Pourquoi adameo et La Poste travaillent ensemble aujourd’hui sur la logistique du dernier kilomètre ?
Guillaume Mullier : adameo travaille sur les enjeux du dernier km et les enjeux de logistique urbaine, et accompagne les entreprises qui ont pour objectif d’abriter des stocks densifiés, de préparer des commandes rapidement, à l’aide d’une offre modulaire. La Poste propose un vaste panel de solutions opérantes aux clients d’adameo en ce sens. Un des projets concrets du moment est l’ouverture d’un premier site qui va servir de démonstrateur, et permettra de délivrer des solutions de livraison en moins de 2h. Il s’agit ici de mobiliser un ensemble de services et construire un ensemble de solutions de logistique urbaine sur mesure.
Le e-commerce en plein boom transforme considérablement le rapport qu’ont les gens au commerce. Comment évoluent les attentes consommateurs et comment cela impacte la logistique urbaine ?
Guillaume : On observe une diversification des modes d’achats (Click&Collect, point relais, livraison directe, etc.) et donc une multiplication des flux, devenue notamment complexe en centre-ville. Les consommateurs veulent du tout écologique mais des livraisons très rapides en même temps.

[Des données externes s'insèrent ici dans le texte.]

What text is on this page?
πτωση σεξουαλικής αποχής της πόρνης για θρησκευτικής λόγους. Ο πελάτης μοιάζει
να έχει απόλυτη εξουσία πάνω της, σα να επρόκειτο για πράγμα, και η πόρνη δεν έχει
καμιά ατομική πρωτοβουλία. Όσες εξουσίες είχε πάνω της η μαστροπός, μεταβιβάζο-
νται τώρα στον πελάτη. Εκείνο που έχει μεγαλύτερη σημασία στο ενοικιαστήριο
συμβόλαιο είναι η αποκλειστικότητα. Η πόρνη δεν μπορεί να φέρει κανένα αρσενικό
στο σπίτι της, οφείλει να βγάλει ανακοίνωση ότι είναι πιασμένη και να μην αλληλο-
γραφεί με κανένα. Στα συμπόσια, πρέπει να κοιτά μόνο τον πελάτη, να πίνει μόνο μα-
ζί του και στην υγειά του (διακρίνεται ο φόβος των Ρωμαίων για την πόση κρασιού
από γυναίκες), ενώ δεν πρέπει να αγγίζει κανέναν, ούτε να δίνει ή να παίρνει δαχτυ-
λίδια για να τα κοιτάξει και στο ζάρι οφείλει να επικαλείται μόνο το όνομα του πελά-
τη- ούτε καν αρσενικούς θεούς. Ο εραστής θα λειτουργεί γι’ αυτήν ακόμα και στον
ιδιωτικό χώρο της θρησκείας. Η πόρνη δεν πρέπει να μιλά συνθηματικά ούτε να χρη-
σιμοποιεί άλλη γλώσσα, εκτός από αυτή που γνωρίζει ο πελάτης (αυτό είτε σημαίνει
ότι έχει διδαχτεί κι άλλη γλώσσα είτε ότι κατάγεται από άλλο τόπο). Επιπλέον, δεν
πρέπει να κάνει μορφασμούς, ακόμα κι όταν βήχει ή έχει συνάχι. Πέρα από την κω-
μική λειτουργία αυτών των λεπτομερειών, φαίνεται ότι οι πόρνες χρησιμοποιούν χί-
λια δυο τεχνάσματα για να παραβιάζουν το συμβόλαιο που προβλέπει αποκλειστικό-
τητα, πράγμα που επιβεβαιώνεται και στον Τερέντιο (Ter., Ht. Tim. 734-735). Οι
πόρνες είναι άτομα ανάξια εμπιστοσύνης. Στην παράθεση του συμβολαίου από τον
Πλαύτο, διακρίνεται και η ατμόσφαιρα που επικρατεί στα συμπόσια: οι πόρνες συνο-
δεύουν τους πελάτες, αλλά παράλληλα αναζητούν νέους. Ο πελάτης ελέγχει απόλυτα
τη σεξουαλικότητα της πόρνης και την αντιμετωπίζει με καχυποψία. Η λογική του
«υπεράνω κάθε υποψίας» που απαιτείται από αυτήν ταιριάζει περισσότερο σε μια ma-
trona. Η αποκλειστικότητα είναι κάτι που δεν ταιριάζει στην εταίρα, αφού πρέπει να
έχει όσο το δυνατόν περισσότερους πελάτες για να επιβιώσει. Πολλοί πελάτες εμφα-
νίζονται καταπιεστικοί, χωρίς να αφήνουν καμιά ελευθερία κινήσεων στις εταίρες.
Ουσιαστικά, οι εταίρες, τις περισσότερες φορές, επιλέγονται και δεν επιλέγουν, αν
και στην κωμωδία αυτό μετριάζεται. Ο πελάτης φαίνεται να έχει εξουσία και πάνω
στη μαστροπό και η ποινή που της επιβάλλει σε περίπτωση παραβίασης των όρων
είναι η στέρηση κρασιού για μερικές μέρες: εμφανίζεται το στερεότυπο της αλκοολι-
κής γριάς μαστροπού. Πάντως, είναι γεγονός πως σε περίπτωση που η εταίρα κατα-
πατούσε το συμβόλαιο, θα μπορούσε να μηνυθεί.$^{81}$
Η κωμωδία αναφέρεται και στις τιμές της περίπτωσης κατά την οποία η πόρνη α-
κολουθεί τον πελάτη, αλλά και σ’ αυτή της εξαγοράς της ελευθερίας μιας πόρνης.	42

Aujourd’hui, il est difficile de répondre à toutes ces demandes simultanément et le besoin de trouver de nouvelles solutions devient urgent. (Pour en savoir sur la Green Supply Chain, découvrez notre livre blanc)
En tant que cabinet de conseil en Supply Chain, adameo est de plus en plus consulté sur des projets pilotes : des grands magasins utilisés en plateforme avancée, l’optimisation du dernier km, la gestion d’outils pour la livraison en simplifiant la prise de rendez-vous, le SAV, la mutualisation des flux, logistique e-commerce… et tout cela en intégrant la notion de mobilité douce.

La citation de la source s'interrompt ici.